Domingo de Ramos e da Paixão do Senhor (Ano A)
Homilia do Papa Francisco
Praça de São Pedro
Domingo, 02 de abril de 2023
«Meu Deus, meu Deus, por que me
abandonaste?» (Mt 27,46): é a invocação que a Liturgia nos fez
repetir hoje no Salmo Responsorial (Sl 21,2), sendo também - no
Evangelho que ouvimos - a única pronunciada na cruz por Jesus. Representam,
pois, as palavras que nos conduzem ao coração da Paixão de Cristo, ao ponto
culminante dos sofrimentos que padeceu para nos salvar. «Por que me
abandonaste?».
Muitos foram os sofrimentos de Jesus e,
sempre que ouvimos a narração da Paixão, penetram-nos na alma. Foram
sofrimentos do corpo: pensemos nas bofetadas, nas pancadas, na
flagelação, na coroa de espinhos, na tortura da cruz. Foram sofrimentos da
alma: a traição de Judas, as negações de Pedro, as condenações religiosa e
civil, a zombaria dos guardas, os insultos ao pé da cruz, a rejeição de tantos,
a falência de tudo, o abandono dos discípulos. E, contudo, no meio de todo este
sofrimento, restava a Jesus uma certeza: a proximidade do Pai. Mas agora
acontece o impensável; antes de morrer, clama: «Meu Deus, meu Deus, por que me
abandonaste?». O abandono de Jesus.
Estamos perante o sofrimento mais
dilacerante, que é o sofrimento do espírito: na hora mais trágica,
Jesus experimenta o abandono por parte de Deus.

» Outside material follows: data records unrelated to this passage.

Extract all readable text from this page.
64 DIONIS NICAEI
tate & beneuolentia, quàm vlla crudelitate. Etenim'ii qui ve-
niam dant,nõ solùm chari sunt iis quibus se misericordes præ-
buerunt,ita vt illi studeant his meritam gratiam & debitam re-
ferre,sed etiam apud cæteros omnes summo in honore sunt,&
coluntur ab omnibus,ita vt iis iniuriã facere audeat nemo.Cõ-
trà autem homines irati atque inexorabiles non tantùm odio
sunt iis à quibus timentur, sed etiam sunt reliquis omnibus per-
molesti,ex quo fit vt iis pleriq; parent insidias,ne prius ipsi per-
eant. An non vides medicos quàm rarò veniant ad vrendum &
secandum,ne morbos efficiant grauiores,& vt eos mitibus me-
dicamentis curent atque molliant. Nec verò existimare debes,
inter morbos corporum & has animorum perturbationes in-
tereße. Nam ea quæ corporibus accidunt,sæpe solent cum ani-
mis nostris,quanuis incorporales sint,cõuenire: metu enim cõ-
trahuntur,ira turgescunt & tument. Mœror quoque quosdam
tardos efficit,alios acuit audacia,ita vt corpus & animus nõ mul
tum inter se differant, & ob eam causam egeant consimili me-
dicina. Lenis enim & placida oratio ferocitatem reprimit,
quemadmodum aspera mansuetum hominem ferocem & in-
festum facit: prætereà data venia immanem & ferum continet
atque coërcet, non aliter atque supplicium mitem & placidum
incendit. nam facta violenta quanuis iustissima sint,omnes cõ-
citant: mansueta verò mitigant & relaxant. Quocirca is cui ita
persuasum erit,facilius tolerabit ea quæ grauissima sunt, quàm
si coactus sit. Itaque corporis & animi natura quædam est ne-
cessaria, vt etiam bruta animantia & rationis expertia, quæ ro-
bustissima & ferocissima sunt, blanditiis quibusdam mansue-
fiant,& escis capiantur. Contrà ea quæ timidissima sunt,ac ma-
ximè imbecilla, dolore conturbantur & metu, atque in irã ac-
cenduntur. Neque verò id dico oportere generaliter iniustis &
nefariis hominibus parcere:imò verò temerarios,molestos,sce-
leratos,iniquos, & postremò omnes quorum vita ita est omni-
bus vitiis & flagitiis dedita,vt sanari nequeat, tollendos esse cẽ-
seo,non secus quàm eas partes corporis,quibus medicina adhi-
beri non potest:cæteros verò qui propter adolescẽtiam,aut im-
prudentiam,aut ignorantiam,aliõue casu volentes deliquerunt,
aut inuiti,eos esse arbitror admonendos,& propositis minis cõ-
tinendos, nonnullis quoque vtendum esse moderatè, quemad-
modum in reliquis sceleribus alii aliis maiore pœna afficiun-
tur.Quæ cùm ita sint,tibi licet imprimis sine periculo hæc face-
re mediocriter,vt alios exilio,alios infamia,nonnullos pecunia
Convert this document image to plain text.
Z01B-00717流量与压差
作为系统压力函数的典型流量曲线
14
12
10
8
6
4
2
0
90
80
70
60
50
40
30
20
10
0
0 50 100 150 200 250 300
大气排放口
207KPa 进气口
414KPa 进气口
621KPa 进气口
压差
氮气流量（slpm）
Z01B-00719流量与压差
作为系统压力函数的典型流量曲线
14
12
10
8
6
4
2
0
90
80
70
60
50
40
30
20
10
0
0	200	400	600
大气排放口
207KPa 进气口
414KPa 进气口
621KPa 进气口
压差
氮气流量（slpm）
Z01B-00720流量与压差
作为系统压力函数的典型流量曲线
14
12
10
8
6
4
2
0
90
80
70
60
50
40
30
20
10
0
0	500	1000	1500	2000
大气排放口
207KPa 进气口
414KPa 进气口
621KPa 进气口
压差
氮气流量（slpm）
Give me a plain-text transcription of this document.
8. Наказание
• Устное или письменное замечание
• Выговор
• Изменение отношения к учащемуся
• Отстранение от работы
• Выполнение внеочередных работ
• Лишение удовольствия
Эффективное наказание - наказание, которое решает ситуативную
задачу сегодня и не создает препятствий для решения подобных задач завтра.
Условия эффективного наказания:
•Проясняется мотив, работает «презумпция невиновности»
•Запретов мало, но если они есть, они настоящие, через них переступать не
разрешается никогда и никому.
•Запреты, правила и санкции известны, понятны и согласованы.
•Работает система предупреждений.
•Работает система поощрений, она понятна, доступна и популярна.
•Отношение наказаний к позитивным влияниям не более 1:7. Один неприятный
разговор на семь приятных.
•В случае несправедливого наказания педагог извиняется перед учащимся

Antes disto, nunca chamara o
Pai pelo nome genérico de “Deus”. Para nos fazer sentir a intensidade daquele
momento, o Evangelho apresenta a frase também em aramaico; dentre as palavras
pronunciadas por Jesus na cruz, esta é a única que nos chega na língua
original. O acontecimento real é o abaixamento extremo, ou seja, o abandono de
seu Pai, o abandono de Deus. Aquilo que o Senhor chega a sofrer por nosso amor,
até temos dificuldade de entender. Vê o céu fechado, experimenta o viver no seu
amargo limite, o naufrágio da existência, o colapso de toda a certeza: grita «o
porquê dos porquês». «Tu, ó Deus, por quê?».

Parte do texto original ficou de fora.